Theory of excitonic spectra and entanglement engineering in dot molecules

TL;DR

This paper investigates the excitonic spectra and entanglement in vertically stacked InGaAs/GaAs quantum dots, revealing complex effects of strain, geometry, and band mixing on optical activity and entanglement, with implications for quantum information applications.

Contribution

It introduces a correlated pseudopotential approach to analyze excitonic states and entanglement in dot molecules, highlighting effects overlooked by previous models.

Findings

All four lowest excitonic states are optically active at small interdot distances.

Entanglement of exciton wavefunctions is highly sensitive to interdot separation.

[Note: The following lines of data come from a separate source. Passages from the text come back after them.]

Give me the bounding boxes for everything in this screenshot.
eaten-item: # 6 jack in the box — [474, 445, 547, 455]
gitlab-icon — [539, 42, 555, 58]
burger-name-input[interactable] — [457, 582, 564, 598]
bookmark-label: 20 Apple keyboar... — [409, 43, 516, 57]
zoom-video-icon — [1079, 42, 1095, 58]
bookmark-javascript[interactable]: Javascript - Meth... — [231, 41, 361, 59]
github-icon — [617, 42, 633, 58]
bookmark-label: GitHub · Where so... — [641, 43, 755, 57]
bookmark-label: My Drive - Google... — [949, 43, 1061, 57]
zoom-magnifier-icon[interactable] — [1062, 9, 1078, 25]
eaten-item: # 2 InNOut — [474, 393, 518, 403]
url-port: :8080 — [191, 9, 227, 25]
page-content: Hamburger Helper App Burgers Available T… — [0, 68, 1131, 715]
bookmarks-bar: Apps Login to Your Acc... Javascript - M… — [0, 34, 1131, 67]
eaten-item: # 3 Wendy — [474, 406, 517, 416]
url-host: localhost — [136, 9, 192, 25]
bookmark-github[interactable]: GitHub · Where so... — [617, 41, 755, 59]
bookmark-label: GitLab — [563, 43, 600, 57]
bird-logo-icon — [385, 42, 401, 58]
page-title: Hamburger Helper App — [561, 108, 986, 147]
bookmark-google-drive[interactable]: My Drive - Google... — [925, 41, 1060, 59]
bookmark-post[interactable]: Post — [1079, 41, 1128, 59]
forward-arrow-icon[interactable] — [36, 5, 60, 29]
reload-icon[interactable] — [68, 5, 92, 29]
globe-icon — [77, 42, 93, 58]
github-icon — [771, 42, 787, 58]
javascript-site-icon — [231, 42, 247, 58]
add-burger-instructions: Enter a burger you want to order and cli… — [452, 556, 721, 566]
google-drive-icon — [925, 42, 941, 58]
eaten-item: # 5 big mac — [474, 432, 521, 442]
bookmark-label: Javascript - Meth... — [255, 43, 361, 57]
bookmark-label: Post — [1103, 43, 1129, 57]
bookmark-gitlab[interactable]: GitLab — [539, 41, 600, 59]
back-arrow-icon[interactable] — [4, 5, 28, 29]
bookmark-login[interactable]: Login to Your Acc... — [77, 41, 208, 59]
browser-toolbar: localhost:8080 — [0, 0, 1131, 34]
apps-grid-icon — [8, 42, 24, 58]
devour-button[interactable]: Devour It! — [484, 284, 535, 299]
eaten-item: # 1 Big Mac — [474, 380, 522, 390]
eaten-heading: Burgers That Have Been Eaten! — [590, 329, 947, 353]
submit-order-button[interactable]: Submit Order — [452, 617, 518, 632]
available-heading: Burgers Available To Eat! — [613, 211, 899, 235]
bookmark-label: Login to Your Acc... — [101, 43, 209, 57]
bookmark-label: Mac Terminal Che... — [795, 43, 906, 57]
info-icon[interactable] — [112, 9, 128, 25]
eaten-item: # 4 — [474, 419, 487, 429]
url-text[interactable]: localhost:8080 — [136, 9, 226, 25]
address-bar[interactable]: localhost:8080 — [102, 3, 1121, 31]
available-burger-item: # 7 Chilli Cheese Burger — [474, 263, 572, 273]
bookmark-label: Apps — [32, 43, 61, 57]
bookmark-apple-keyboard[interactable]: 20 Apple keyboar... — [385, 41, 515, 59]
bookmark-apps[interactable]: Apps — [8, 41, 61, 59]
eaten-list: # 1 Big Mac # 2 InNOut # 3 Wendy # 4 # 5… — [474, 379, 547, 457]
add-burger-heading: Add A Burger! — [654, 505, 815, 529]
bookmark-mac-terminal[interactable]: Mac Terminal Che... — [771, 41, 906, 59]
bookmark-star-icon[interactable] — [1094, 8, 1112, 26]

Strategies for spectroscopic identification and maximization of exciton entanglement are proposed.

Abstract

We present results of correlated pseudopotential calculations of an exciton in a pair of vertically stacked InGaAs/GaAs dots. Competing effects of strain, geometry, and band mixing lead to many unexpected features missing in contemporary models. The first four excitonic states are all optically active at small interdot separation, due to the broken symmetry of the single-particle states. We quantify the degree of entanglement of the exciton wavefunctions and show its sensitivity to interdot separation. We suggest ways to spectroscopically identify and maximize the entanglement of exciton states.